The 64-bit versions of Windows 7 and Windows Server 2008 R2 and later versions of Windows support more than 64 logical processors on a single computer.

For any system with more than 64 logical threads, Windows will evenly divide the threads into “Processor Groups” such that no group has more than 64 threads. On a dual-socket system with two 28-core CPUs and 112 total threads, for example, Windows will create two processor groups, each with 56 threads. On a single socket system with 64 cores and 128 threads, two processor groups will be created, each with 64 threads.

By default on 64-bit Windows, an application is constrained to a single group. An application that requires the use of multiple groups so that it can run on more than 64 processors must explicitly determine where to run its threads and is responsible for setting the threads’ processor affinities to the desired groups.
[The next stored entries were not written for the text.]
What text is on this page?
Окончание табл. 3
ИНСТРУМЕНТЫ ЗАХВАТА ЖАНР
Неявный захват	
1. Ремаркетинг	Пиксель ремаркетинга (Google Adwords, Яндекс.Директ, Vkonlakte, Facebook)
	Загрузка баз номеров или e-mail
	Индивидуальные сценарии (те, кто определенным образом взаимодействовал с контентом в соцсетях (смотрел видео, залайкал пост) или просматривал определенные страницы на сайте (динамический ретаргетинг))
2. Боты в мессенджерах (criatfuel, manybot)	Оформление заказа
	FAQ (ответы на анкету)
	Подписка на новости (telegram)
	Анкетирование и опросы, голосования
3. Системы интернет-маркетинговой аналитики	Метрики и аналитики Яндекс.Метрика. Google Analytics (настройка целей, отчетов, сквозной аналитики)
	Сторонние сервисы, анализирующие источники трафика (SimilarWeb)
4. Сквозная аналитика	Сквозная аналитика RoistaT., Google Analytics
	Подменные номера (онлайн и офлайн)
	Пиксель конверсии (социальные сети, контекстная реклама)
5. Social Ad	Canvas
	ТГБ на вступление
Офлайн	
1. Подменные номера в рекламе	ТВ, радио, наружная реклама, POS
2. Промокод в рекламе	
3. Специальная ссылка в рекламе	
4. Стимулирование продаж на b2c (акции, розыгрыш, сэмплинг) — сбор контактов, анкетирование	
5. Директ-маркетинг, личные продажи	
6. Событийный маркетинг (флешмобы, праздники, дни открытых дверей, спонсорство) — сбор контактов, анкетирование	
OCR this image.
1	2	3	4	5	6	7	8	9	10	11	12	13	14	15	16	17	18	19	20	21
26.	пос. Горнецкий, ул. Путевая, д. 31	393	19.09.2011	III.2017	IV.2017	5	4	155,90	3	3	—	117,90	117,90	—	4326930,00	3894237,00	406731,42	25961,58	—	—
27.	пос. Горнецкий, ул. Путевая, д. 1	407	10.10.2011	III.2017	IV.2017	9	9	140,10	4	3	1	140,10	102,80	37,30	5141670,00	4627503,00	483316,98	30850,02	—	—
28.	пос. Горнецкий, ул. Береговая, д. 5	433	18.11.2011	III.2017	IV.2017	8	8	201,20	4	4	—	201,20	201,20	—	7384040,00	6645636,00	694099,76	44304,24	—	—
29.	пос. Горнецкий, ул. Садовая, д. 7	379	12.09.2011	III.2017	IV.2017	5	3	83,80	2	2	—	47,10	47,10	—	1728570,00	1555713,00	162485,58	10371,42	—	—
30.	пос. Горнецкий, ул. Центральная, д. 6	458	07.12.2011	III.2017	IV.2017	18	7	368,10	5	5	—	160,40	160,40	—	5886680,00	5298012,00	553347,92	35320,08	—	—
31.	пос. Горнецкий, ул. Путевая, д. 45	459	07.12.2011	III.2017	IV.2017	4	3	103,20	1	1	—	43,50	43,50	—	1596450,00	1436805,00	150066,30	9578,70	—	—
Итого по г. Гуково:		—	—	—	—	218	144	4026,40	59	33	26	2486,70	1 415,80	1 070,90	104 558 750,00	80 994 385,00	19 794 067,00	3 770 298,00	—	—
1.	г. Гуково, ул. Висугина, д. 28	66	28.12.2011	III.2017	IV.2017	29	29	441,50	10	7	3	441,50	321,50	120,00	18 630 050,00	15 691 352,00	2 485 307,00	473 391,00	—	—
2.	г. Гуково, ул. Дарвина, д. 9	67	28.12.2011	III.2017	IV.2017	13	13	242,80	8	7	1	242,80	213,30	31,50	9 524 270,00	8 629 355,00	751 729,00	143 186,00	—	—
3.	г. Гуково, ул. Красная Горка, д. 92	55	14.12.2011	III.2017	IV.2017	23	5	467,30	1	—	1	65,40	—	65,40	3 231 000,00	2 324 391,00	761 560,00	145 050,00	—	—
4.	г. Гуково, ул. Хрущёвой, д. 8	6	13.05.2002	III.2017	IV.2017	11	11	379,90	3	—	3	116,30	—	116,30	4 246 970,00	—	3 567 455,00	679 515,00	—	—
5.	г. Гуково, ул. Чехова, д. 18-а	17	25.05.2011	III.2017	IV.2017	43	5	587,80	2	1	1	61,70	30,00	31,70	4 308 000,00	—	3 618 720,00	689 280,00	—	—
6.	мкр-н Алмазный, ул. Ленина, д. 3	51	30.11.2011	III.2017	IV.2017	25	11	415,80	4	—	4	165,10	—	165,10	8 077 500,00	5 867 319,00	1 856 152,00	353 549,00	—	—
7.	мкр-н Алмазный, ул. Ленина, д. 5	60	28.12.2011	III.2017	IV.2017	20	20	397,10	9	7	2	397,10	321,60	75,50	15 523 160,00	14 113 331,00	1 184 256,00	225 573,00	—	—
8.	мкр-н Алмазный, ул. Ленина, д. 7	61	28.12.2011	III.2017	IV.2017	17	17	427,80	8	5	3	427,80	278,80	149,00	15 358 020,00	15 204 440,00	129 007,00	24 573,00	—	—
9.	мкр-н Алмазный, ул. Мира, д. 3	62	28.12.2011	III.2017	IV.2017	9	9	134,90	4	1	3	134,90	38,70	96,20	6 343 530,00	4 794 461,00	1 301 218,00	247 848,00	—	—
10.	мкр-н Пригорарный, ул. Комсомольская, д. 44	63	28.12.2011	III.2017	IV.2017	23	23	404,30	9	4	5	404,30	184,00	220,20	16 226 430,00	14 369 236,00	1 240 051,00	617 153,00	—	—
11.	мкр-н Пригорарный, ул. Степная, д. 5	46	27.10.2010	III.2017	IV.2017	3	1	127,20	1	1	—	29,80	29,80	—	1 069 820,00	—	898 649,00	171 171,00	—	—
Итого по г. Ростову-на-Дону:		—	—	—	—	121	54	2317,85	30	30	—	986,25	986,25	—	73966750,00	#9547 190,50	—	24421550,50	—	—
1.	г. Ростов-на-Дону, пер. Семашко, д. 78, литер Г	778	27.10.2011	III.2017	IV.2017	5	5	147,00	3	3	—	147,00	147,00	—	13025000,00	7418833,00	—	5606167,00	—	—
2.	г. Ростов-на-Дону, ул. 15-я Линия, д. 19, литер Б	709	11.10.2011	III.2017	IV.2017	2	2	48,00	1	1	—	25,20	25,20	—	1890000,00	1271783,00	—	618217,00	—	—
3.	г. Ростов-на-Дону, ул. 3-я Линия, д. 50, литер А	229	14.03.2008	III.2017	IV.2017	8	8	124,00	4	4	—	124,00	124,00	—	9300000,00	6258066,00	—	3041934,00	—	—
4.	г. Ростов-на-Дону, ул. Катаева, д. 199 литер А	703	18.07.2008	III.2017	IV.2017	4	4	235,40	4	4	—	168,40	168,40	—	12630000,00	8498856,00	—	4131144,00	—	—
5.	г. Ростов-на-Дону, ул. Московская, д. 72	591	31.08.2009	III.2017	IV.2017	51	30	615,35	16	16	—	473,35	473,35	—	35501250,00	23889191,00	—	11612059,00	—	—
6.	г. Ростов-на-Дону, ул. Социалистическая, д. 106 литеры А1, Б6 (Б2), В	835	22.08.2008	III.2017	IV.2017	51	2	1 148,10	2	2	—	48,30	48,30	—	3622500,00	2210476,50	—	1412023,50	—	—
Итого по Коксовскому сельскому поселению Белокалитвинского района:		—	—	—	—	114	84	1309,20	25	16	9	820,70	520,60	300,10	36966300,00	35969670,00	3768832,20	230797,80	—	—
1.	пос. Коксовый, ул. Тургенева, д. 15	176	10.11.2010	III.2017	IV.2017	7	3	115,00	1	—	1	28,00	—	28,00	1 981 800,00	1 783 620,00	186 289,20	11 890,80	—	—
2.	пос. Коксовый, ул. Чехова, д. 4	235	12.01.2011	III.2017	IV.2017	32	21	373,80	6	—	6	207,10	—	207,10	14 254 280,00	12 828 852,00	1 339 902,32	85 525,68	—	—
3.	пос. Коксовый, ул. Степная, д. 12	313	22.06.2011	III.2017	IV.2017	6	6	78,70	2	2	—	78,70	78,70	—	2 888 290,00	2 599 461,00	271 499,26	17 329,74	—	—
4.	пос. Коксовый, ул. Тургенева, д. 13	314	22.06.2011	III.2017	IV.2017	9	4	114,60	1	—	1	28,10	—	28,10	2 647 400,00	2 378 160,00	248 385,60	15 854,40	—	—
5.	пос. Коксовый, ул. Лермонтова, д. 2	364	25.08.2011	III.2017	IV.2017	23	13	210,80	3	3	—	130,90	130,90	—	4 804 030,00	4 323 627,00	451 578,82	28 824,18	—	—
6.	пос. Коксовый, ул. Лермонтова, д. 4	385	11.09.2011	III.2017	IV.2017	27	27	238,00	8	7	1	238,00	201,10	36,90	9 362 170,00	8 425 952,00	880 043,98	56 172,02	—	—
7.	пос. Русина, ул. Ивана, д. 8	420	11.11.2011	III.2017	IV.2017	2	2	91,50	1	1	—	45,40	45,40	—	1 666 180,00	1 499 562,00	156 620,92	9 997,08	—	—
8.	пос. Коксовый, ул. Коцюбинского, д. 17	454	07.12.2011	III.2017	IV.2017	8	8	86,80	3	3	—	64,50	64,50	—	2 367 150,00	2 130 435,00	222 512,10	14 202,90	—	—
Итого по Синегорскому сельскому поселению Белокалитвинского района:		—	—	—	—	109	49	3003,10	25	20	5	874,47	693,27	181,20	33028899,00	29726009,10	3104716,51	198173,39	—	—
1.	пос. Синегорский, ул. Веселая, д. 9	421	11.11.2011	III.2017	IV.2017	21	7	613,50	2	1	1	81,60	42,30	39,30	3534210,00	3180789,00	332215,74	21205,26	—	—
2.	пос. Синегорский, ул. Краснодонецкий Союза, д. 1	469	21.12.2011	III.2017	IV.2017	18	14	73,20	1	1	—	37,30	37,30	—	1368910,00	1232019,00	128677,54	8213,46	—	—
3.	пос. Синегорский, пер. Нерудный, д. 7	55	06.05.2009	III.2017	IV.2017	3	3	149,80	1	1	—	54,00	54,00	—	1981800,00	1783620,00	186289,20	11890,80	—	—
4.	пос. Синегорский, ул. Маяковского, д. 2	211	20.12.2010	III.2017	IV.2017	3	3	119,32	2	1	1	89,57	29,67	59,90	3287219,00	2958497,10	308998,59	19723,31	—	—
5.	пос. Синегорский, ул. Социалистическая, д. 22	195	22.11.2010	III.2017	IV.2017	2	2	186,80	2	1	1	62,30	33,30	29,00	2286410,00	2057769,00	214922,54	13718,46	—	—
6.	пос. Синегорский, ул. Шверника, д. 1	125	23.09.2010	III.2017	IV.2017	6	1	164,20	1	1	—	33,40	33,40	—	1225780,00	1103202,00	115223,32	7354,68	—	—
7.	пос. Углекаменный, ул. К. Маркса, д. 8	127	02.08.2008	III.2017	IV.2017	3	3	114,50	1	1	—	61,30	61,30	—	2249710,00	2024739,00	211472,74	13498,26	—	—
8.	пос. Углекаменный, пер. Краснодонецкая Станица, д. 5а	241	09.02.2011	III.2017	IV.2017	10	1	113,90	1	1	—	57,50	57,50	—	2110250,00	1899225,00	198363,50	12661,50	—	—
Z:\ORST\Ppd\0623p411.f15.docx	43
It looks like a pretty straight-forward update per this Microsoft article: https://docs.microsoft.com/en-us/windows/win32/procthread/processor-groups

For example, I just bought a dual-processor 96-core server to run SQX on, but as the OS (Windows Server 2019) creates two 48-core processor groups, SQX will only take advantage of 48 cores, or half the processing power of the server. It would of course be ideal to use ALL available processing power, and looks like a simple code change using the PROC_THREAD_ATTRIBUTE_GROUP_AFFINITY extended attribute.